Veys Charles, Chatziavgerinos Fokion, AlSuwaidi Ali, Hibbert James, Hansen Mark, Bernotas Gytis, Smith Melvyn, Yin Hujun, Rolfe Stephen, Grieve Bruce
1e-Agri Sensors Centre, School of Electrical and Electronic Engineering, University of Manchester, Sackville Street, Manchester, M1 3BU UK.
2Department of Animal and Plant Sciences, University of Sheffield, Western Bank, Sheffield, S10 2TN UK.
Plant Methods. 2019 Jan 24;15:4. doi: 10.1186/s13007-019-0389-9. eCollection 2019.
The use of spectral imaging within the plant phenotyping and breeding community has been increasing due its utility as a non-invasive diagnostic tool. However, there is a lack of imaging systems targeted specifically at plant science duties, resulting in low precision for canopy-scale measurements. This study trials a prototype multispectral system designed specifically for plant studies and looks at its use as an early detection system for visually asymptomatic disease phases, in this case in . The analysis takes advantage of machine learning in the form of feature selection and novelty detection to facilitate the classification. An initial study into recording the morphology of the samples is also included to allow for further improvement to the system performance.
The proposed method was able to detect light leaf spot infection with 92% accuracy when imaging entire oilseed rape plants from above, 12 days after inoculation and 13 days before the appearance of visible symptoms. False colour mapping of spectral vegetation indices was used to quantify disease severity and its distribution within the plant canopy. In addition, the structure of the plant was recorded using photometric stereo, with the output influencing regions used for diagnosis. The shape of the plants was also recorded using photometric stereo, which allowed for reconstruction of the leaf angle and surface texture, although further work is needed to improve the fidelity due to uneven lighting distributions, to allow for reflectance compensation.
The ability of active multispectral imaging has been demonstrated along with the improvement in time taken to detect light leaf spot at a high accuracy.

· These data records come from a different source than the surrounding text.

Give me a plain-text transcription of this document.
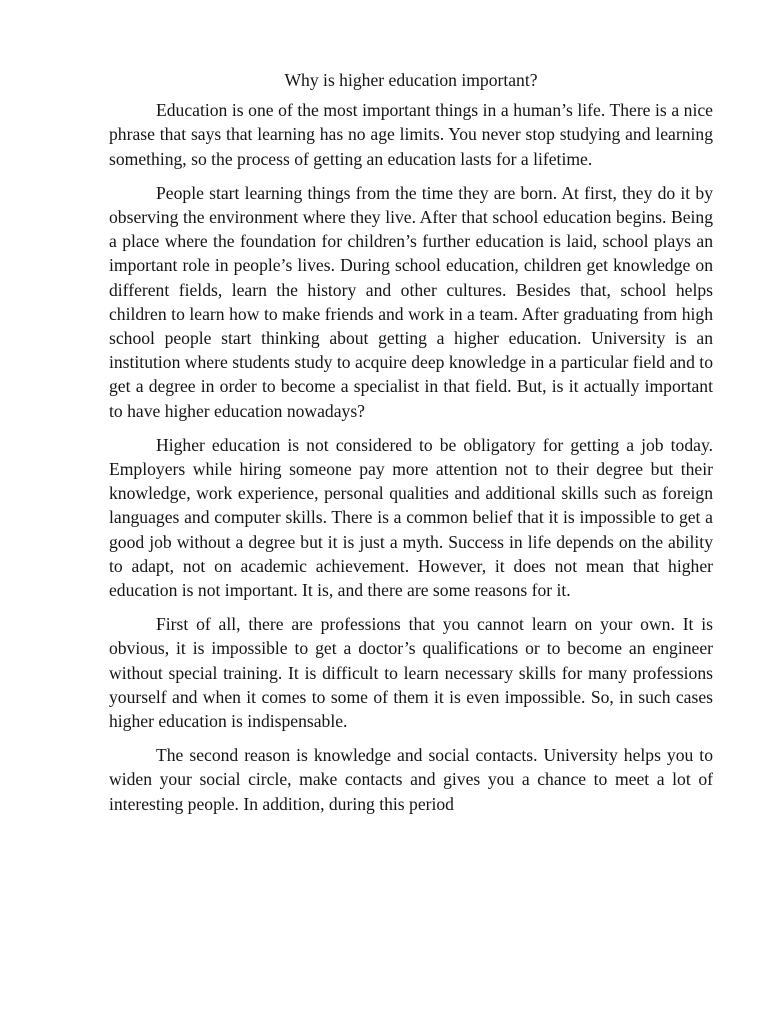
Why is higher education important?

Education is one of the most important things in a human’s life. There is a nice phrase that says that learning has no age limits. You never stop studying and learning something, so the process of getting an education lasts for a lifetime.

People start learning things from the time they are born. At first, they do it by observing the environment where they live. After that school education begins. Being a place where the foundation for children’s further education is laid, school plays an important role in people’s lives. During school education, children get knowledge on different fields, learn the history and other cultures. Besides that, school helps children to learn how to make friends and work in a team. After graduating from high school people start thinking about getting a higher education. University is an institution where students study to acquire deep knowledge in a particular field and to get a degree in order to become a specialist in that field. But, is it actually important to have higher education nowadays?

Higher education is not considered to be obligatory for getting a job today. Employers while hiring someone pay more attention not to their degree but their knowledge, work experience, personal qualities and additional skills such as foreign languages and computer skills. There is a common belief that it is impossible to get a good job without a degree but it is just a myth. Success in life depends on the ability to adapt, not on academic achievement. However, it does not mean that higher education is not important. It is, and there are some reasons for it.

First of all, there are professions that you cannot learn on your own. It is obvious, it is impossible to get a doctor’s qualifications or to become an engineer without special training. It is difficult to learn necessary skills for many professions yourself and when it comes to some of them it is even impossible. So, in such cases higher education is indispensable.

The second reason is knowledge and social contacts. University helps you to widen your social circle, make contacts and gives you a chance to meet a lot of interesting people. In addition, during this period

The importance of capturing structural information is outlined, with its effect on reflectance and thus classification illustrated. The system could be used in plant breeding to enhance the selection of resistant cultivars, with its early and quantitative capability.
由于光谱成像作为一种非侵入性诊断工具具有实用性,其在植物表型分析和育种领域的应用正在增加。然而,缺乏专门针对植物科学任务的成像系统,导致冠层尺度测量的精度较低。本研究对专门为植物研究设计的原型多光谱系统进行了试验,并研究了其作为视觉上无症状疾病阶段早期检测系统的用途,在本案例中是针对油菜。该分析利用特征选择和新奇性检测形式的机器学习来促进分类。还包括对记录样本形态的初步研究,以便进一步提高系统性能。
当从上方对整个油菜植株进行成像时,所提出的方法能够在接种后12天且在可见症状出现前13天以92%的准确率检测到轻叶斑病感染。光谱植被指数假彩色映射用于量化疾病严重程度及其在植物冠层内的分布。此外,使用光度立体法记录植物结构,其输出影响用于诊断的区域。还使用光度立体法记录植物形状,这允许重建叶角和表面纹理,尽管由于光照分布不均匀需要进一步开展工作来提高保真度,以实现反射率补偿。
已证明主动多光谱成像的能力以及高精度检测轻叶斑病所需时间的改善。概述了捕获结构信息的重要性,并说明了其对反射率进而对分类的影响。该系统因其早期和定量能力,可用于植物育种以加强抗性品种的选择。